American politician and businessman

Drengman Olsen Aaker (September 24, 1839 - March 30, 1894) was a Norwegian-born American politician, businessman and soldier.

==Biography==
Drengman Olsen was born on at the Sælebotsmoen tenant farm in Sauland parish, Hjartdal Municipality, Telemark county, Norway, according to local baptismal records. Aaker emigrated with his parents to the United States in 1848 and settled in Waukesha County, Wisconsin. In 1854, Aaker and his family settled in Winneshiek County, Iowa. During the American Civil War, Aaker served in the 12th Iowa Volunteer Infantry Regiment.

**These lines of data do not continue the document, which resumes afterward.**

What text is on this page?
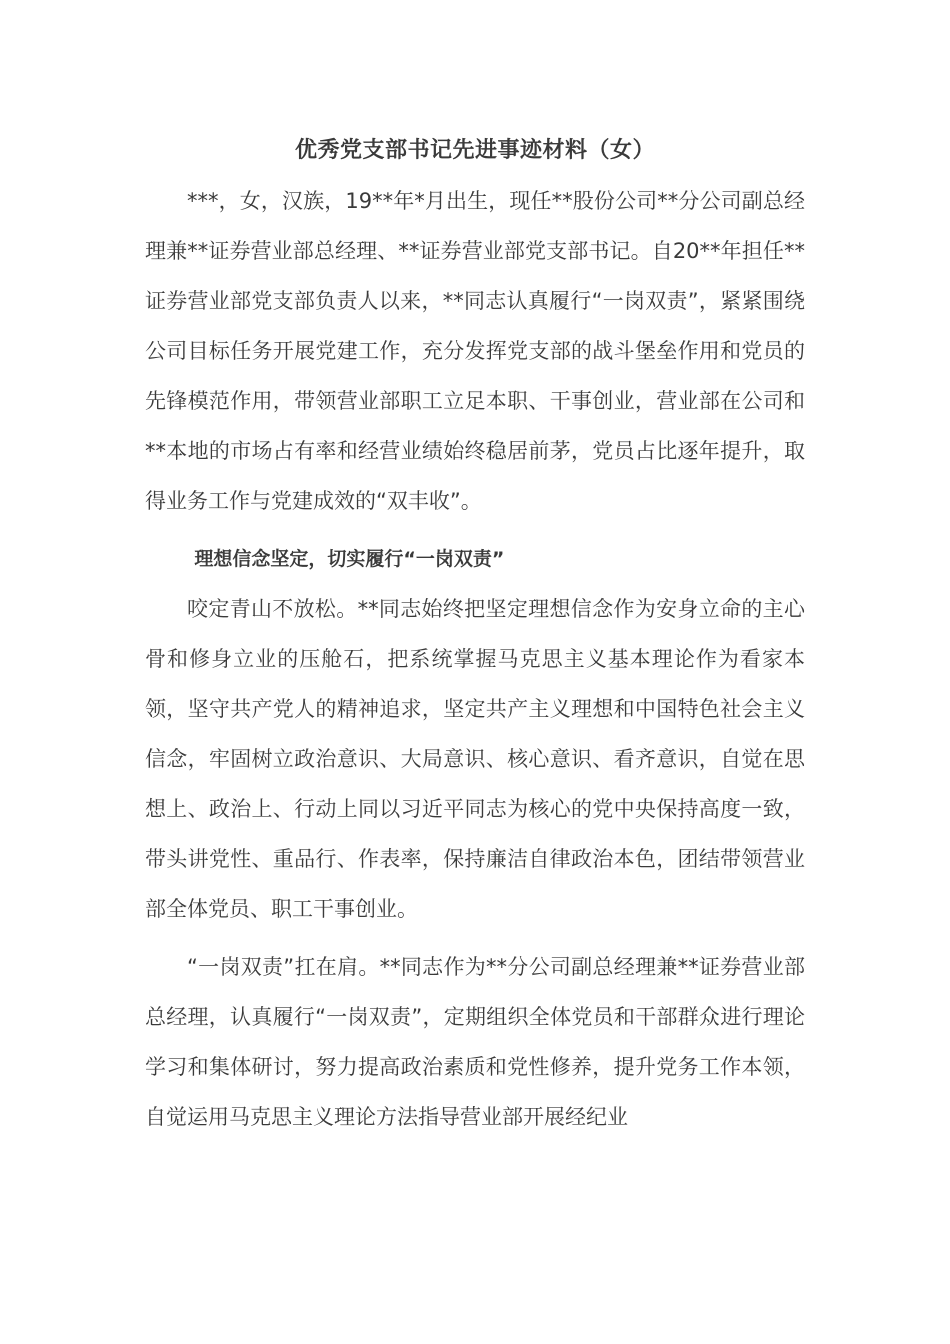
优秀党支部书记先进事迹材料（女）

***，女，汉族，19**年*月出生，现任**股份公司**分公司副总经理兼**证券营业部总经理、**证券营业部党支部书记。自20**年担任**证券营业部党支部负责人以来，**同志认真履行“一岗双责”，紧紧围绕公司目标任务开展党建工作，充分发挥党支部的战斗堡垒作用和党员的先锋模范作用，带领营业部职工立足本职、干事创业，营业部在公司和**本地的市场占有率和经营业绩始终稳居前茅，党员占比逐年提升，取得业务工作与党建成效的“双丰收”。

理想信念坚定，切实履行“一岗双责”

咬定青山不放松。**同志始终把坚定理想信念作为安身立命的主心骨和修身立业的压舱石，把系统掌握马克思主义基本理论作为看家本领，坚守共产党人的精神追求，坚定共产主义理想和中国特色社会主义信念，牢固树立政治意识、大局意识、核心意识、看齐意识，自觉在思想上、政治上、行动上同以习近平同志为核心的党中央保持高度一致，带头讲党性、重品行、作表率，保持廉洁自律政治本色，团结带领营业部全体党员、职工干事创业。

“一岗双责”扛在肩。**同志作为**分公司副总经理兼**证券营业部总经理，认真履行“一岗双责”，定期组织全体党员和干部群众进行理论学习和集体研讨，努力提高政治素质和党性修养，提升党务工作本领，自觉运用马克思主义理论方法指导营业部开展经纪业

Aaker later lived in Ridgeway, Iowa and was in the mercantile business. In the years following his marriage in 1869 to Christina Andersdatter Turvold (1849–1922), Aaker grew to become a successful business figure in Winneshiek County, being the operator of a lumber yard. Later he was member of the mercantile firm of Galby and Aaker, dealing in grain throughout the 1870s. In the latter part of that decade Aaker sold his lumber yard and became the owner of the Ridgeway Creamery, which later burned to the ground in March 1884.

From 1882 to 1886, Aaker served in the Iowa House of Representatives and was a Republican. Aaker died at his home in Ridgeway, Iowa at age 54.